Egypte : mise sous tutelle de quatre médias indépendants
Quatre médias égyptiens indépendants sont en train d’être nationalisés de manière détournée. Reporters sans frontières (RSF) exprime sa vive inquiétude face à de nouvelles mesures gouvernementales qui contribuent à mettre sous tutelle des médias égyptiens accusés de liens avec les Frères musulmans.
D’un point de vue légal, le gel des comptes des personnes ou des compagnies ainsi placées sur la liste noire du régime est infondé, car cette mesure est mise en oeuvre de manière purement administrative par un comité chargé de saisir et gérer les biens du millier de personnes accusées de liens avec les Frères Musulmans, sans que la moindre enquête n’ait abouti ou qu’une décision de justice n’ait été rendue.

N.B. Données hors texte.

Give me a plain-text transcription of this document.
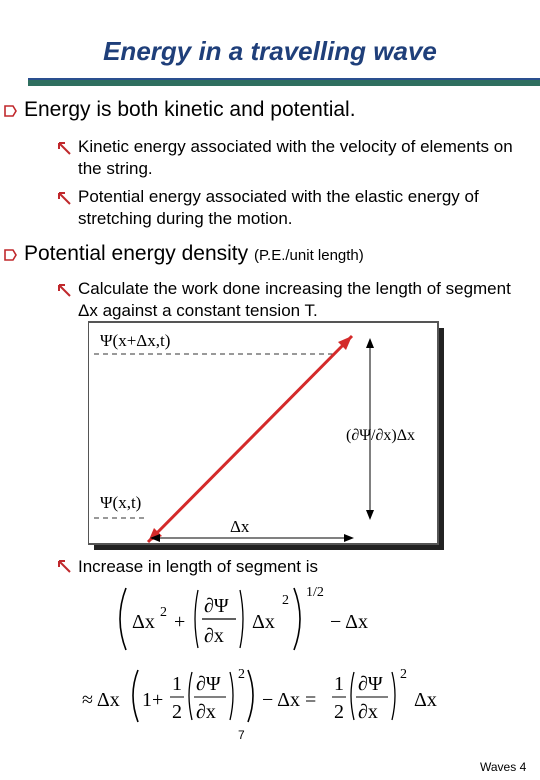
Energy in a travelling wave
Energy is both kinetic and potential.
Kinetic energy associated with the velocity of elements on the string.
Potential energy associated with the elastic energy of stretching during the motion.
Potential energy density (P.E./unit length)
Calculate the work done increasing the length of segment Δx against a constant tension T.
Ψ(x+Δx,t)
Ψ(x,t)
(∂Ψ/∂x)Δx
Δx
Increase in length of segment is
Δx 2 +
∂Ψ
∂x
Δx
2
1/2
− Δx
≈ Δx 1+
1
2
∂Ψ
∂x
2
− Δx =
1
2
∂Ψ
∂x
2
Δx
7
Waves 4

“Le gel inconstitutionnel des comptes des propriétaires de médias ou des médias eux-mêmes, ainsi que le placement de ces derniers sous l’administration d’un média gouvernemental s’apparentent à une nationalisation forcée, dénonce Reporters sans frontières qui alerte par ailleurs du risque que fait peser une telle opération sur l’indépendance éditoriale des médias concernés”.
Nationalisations par proxy
Ce gel et cette mise sous tutelle d’un média gouvernemental sont des “nationalisations par proxy”, confirme Khaled el Balshy, rédacteur en chef du site d’opposition Al Bedaiah et journaliste fondateur du Comité des libertés qui défend les droits des journalistes. D’après Khaled el Balshy, “certains médias, tels le Daily News - Egypt et Borsa qui avaient récemment refusé des offres de rachat, sont ainsi contrôlés d’une autre manière.” Préalablement à la mise sous tutelle de quatre des derniers médias indépendants égyptiens, des hommes d’affaires proches du pouvoir et des services de renseignements ont lancé une campagne de rachat de groupes médiatiques, qui a indirectement permis au régime du président Al-Sissi de renforcer son contrôle de la presse.
“Le Daily News - Egypt est un exemple qui révèle comment la sphère publique continue de se réduire peu à peu en Egypte, commente pour sa part Amira el Fekki, l’une des rédactrices du quotidien anglophone. “Entre autres, le journal a été désigné à tort comme favorable politiquement à un certain groupe, une accusation utilisée arbitrairement pour susciter l’hostilité envers les médias indépendants”.
Historiquement, le quotidien Daily News Egypt (DNE) adoptait une ligne éditoriale neutre envers le pouvoir et ouvrait ses pages au journalisme d’investigation avec des enquêtes sur les exécutions extrajudiciaires. En décembre 2016, Mostafa Sakr, actionnaire de Business News, le groupe auquel appartiennent DNE et le journal financier Borsa, a vu son nom apparaître sur la liste des comptes à geler. Dès le mois suivant, les publications de DNE ont cessé de remettre en cause les discours du ministère de l’Intérieur dans le cadre de la lutte antiterroriste. Le nombre d’interviews d’opposants politiques a aussi nettement diminué.
Cette prudence nouvelle n’a pourtant pas évité à DNE ni au journal Borsa de voir leurs sites internet bloqués dans le cadre d’une campagne de censure qui affecte désormais plus de 400 sites, dont celui de RSF.
Accuser, sans fondement, des médias de soutenir les Frères musulmans sert “en partie à justifier le blocage des sites sur internet” explique Adel Sabry, le rédacteur en chef de Masr al Arabiya, dont le site bloqué est sur le point d’être pris en main par Akhbar el Youm.
L’Egypte figure aujourd’hui à la 161ème place (sur 180) du Classement 2017 de la liberté de la presse établi par Reporters sans frontières.